What does TEV protease do?

The TEV protease is cysteine protease from Tobacco Etch Virus (TEV) which is highly used for the cleavage of fusion proteins and removal of tags from recombinant proteins in vitro or in vivo. This enzyme belongs to chymotrypsin-like proteases and shows high sequence specificity.

How much TEV protease should I use?

How Much TEV Protease to Use? Rule of thumb: Use 1 µg TEV protease per 25 µg to 100 µg of substrate (minimum enzyme concentration: 1 unit/mL). Use more enzyme, if the cleavage site of the substrate is occluded sterically or the substrate is aggregated.

What is TEV sequence?

TEV protease (EC 3.4. 22.44, Tobacco Etch Virus nuclear-inclusion-a endopeptidase) is a highly sequence-specific cysteine protease from Tobacco Etch Virus (TEV). Due to its high sequence specificity it is frequently used for the controlled cleavage of fusion proteins in vitro and in vivo.

How do I get rid of his tag?

The easiest way is to use TEV protease (very specific) which also has a HIS tag itself. After cleavage (30C 4h or 4C overnight) you can run another Ni-NTA column, but this time, collect the flow-through, because the column will bind the cleaved tag and TEV protease itself. For us it works perfectly fine.
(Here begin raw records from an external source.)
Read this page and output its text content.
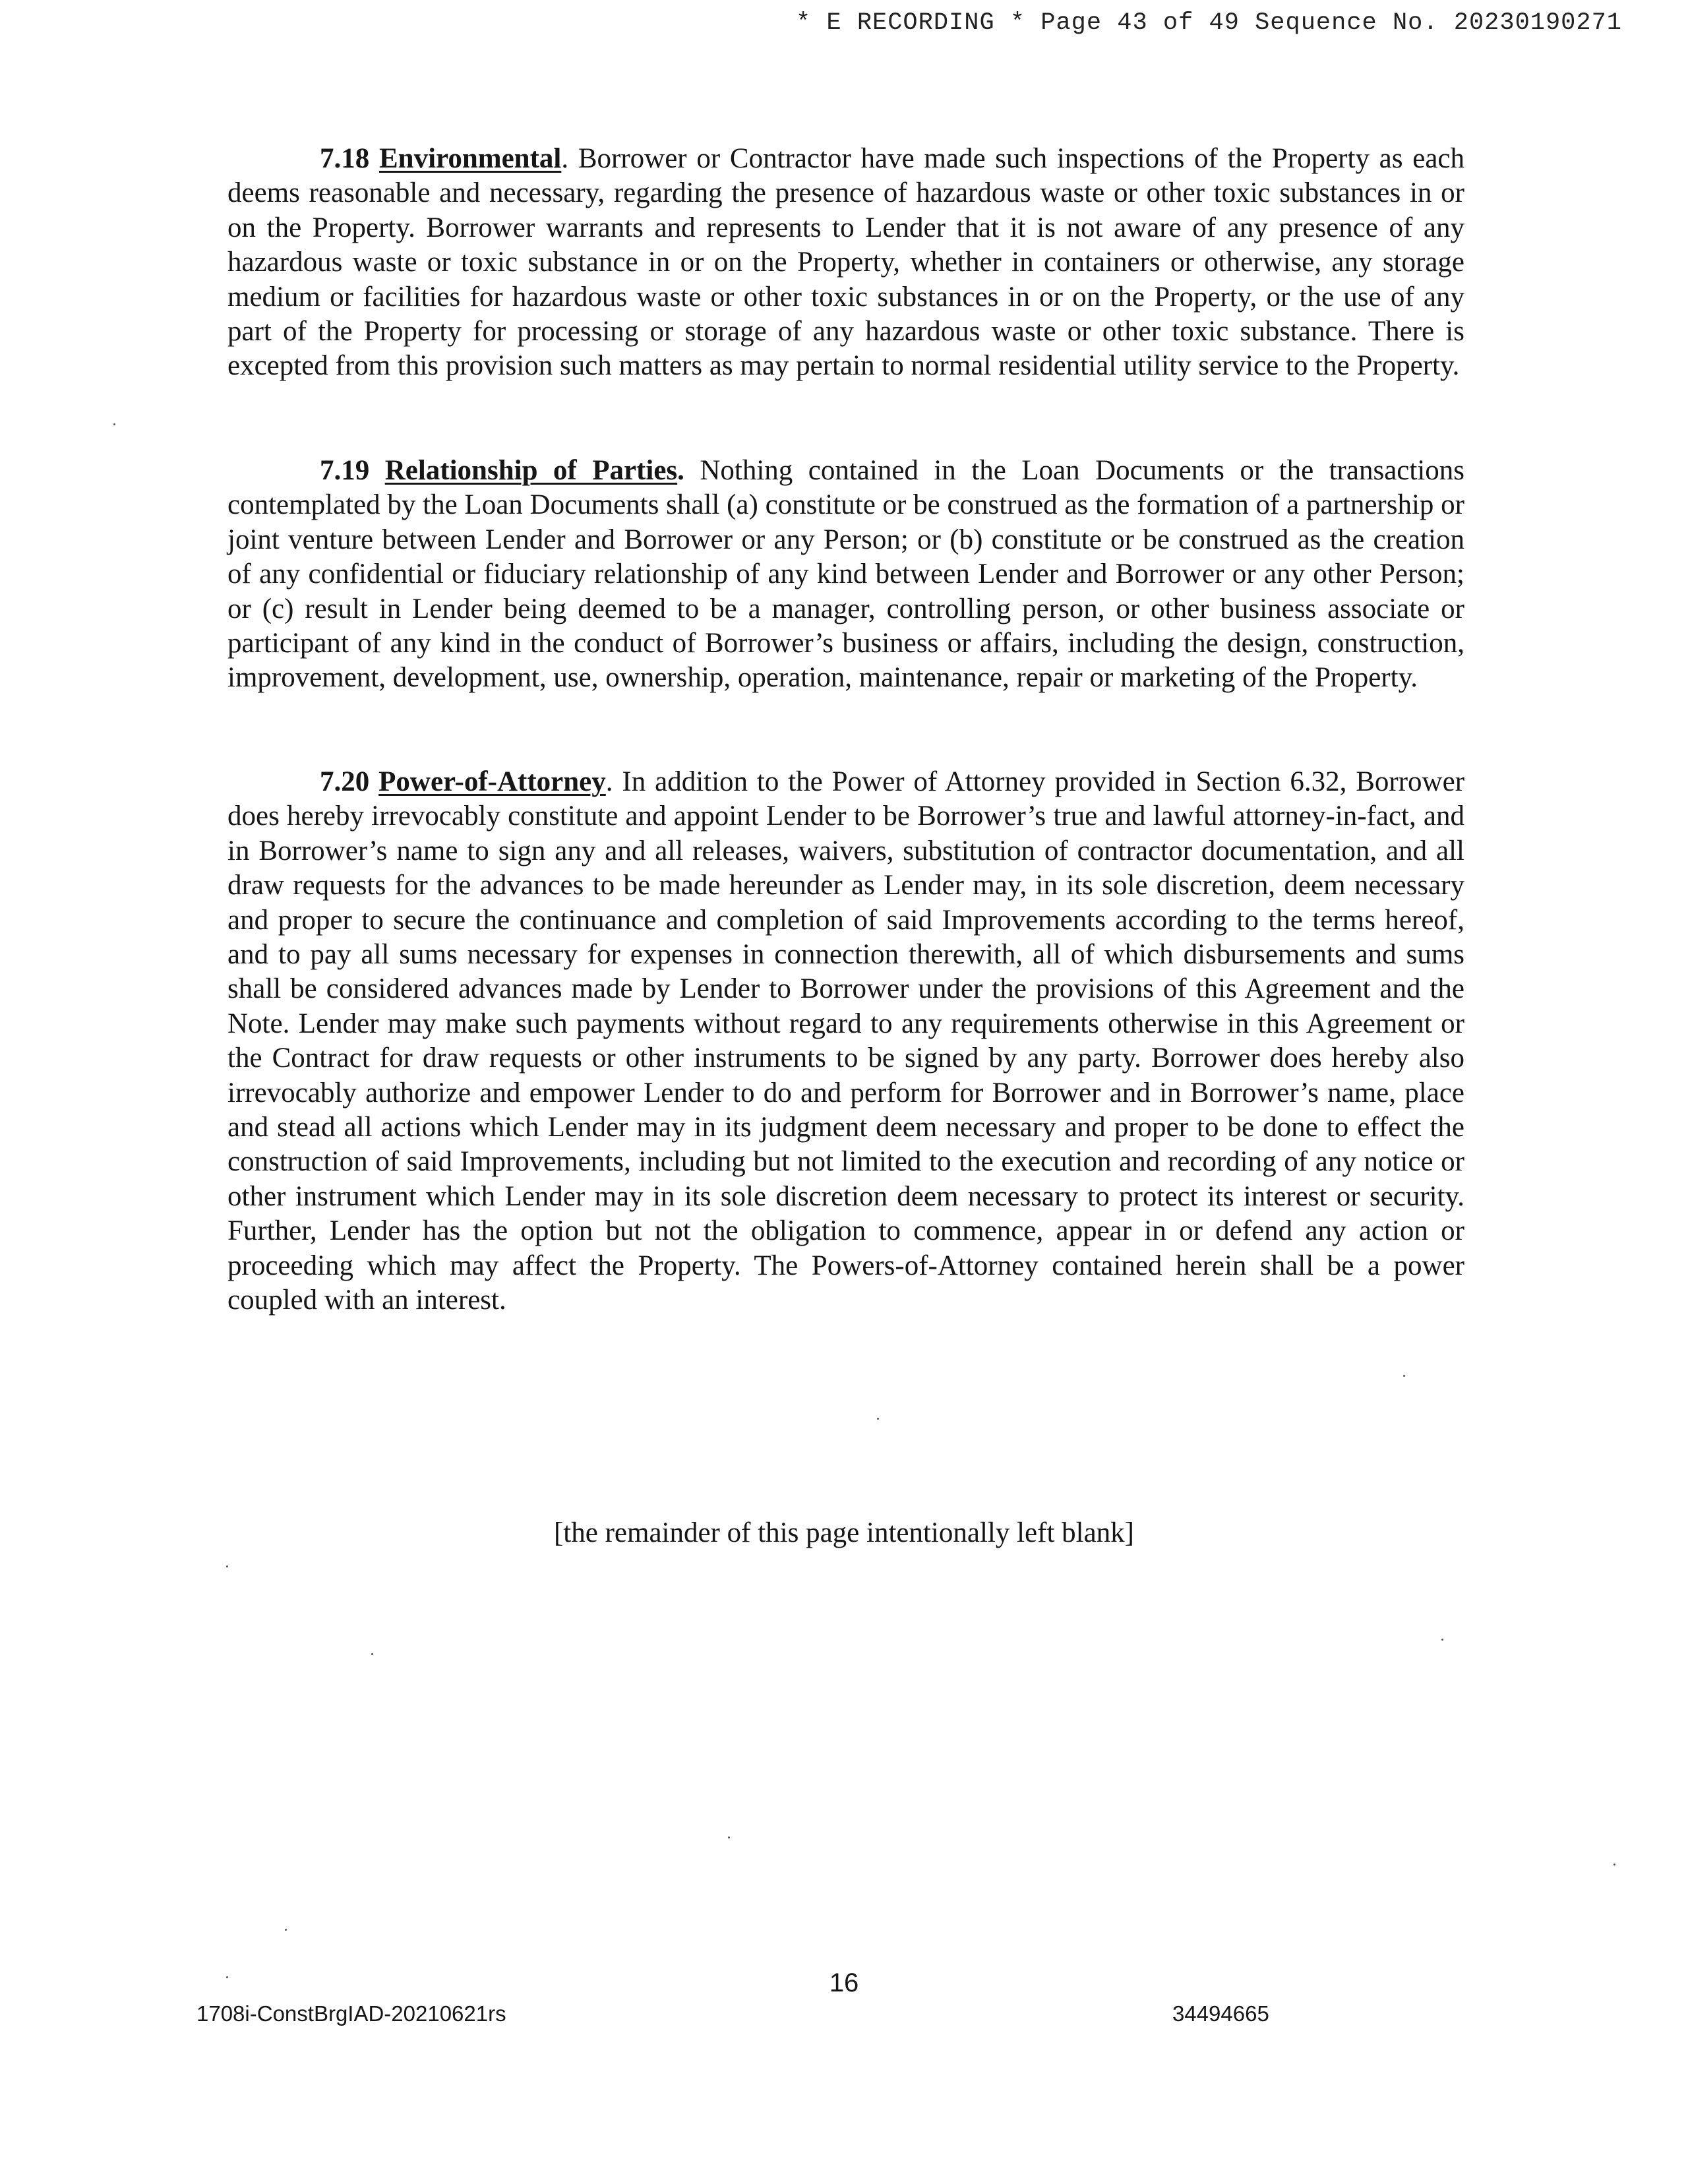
* E RECORDING * Page 43 of 49 Sequence No. 20230190271

7.18 Environmental. Borrower or Contractor have made such inspections of the Property as each deems reasonable and necessary, regarding the presence of hazardous waste or other toxic substances in or on the Property. Borrower warrants and represents to Lender that it is not aware of any presence of any hazardous waste or toxic substance in or on the Property, whether in containers or otherwise, any storage medium or facilities for hazardous waste or other toxic substances in or on the Property, or the use of any part of the Property for processing or storage of any hazardous waste or other toxic substance. There is excepted from this provision such matters as may pertain to normal residential utility service to the Property.

7.19 Relationship of Parties. Nothing contained in the Loan Documents or the transactions contemplated by the Loan Documents shall (a) constitute or be construed as the formation of a partnership or joint venture between Lender and Borrower or any Person; or (b) constitute or be construed as the creation of any confidential or fiduciary relationship of any kind between Lender and Borrower or any other Person; or (c) result in Lender being deemed to be a manager, controlling person, or other business associate or participant of any kind in the conduct of Borrower’s business or affairs, including the design, construction, improvement, development, use, ownership, operation, maintenance, repair or marketing of the Property.

7.20 Power-of-Attorney. In addition to the Power of Attorney provided in Section 6.32, Borrower does hereby irrevocably constitute and appoint Lender to be Borrower’s true and lawful attorney-in-fact, and in Borrower’s name to sign any and all releases, waivers, substitution of contractor documentation, and all draw requests for the advances to be made hereunder as Lender may, in its sole discretion, deem necessary and proper to secure the continuance and completion of said Improvements according to the terms hereof, and to pay all sums necessary for expenses in connection therewith, all of which disbursements and sums shall be considered advances made by Lender to Borrower under the provisions of this Agreement and the Note. Lender may make such payments without regard to any requirements otherwise in this Agreement or the Contract for draw requests or other instruments to be signed by any party. Borrower does hereby also irrevocably authorize and empower Lender to do and perform for Borrower and in Borrower’s name, place and stead all actions which Lender may in its judgment deem necessary and proper to be done to effect the construction of said Improvements, including but not limited to the execution and recording of any notice or other instrument which Lender may in its sole discretion deem necessary to protect its interest or security. Further, Lender has the option but not the obligation to commence, appear in or defend any action or proceeding which may affect the Property. The Powers-of-Attorney contained herein shall be a power coupled with an interest.

[the remainder of this page intentionally left blank]
16
1708i-ConstBrgIAD-20210621rs	34494665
How do you get rid of TEV protease?

TEV Protease contains a polyhistidine tag at its N-terminus and can be removed from the reaction by immobilized metal affinity chromatography, such as NEBExpress Ni-NTA Magnetic Beads (NEB #S1423), NEBExpress Ni Spin Columns (NEB #S1427), or NEBExpress Ni Resin (NEB #S1428).

Is protease a protein?

Proteases, being themselves proteins, are cleaved by other protease molecules, sometimes of the same variety. This acts as a method of regulation of protease activity. Some proteases are less active after autolysis (e.g. TEV protease) whilst others are more active (e.g. trypsinogen).

How do you purify TEV protease?

The His-tagged TEV protease can be purified in two steps using immobilized metal affinity chromatography (IMAC) followed by gel filtration.

Where does TEV protease cleave?

It is also relatively easy to overproduce and purify large quantities of the enzyme. What is the cleavage site for TEV protease? TEV protease recognizes a linear epitope of the general form E-Xaa-Xaa-Y -Xaa-Q-(G/S), with cleavage occurring between Q and G or Q and S. The most commonly used sequence is ENLYFQG.

What is Flag tag sequence?

The Flag® tag, also known as the DYKDDDDK-tag, is a popular protein tag that is commonly used in affinity chromatography and protein research for over 20 years now (6,7,8,9,10,11). As its second name suggests the tag consists of an amino acid sequence DYKDDDDK. (D=Aspartic acid; K=Lysine; Y=Tyrosine).

How do you remove a protein tag?

The tag may be removed by cleavage of a protease site placed between the target protein and the affinity tag, followed by a step to separate the protein and affinity tag.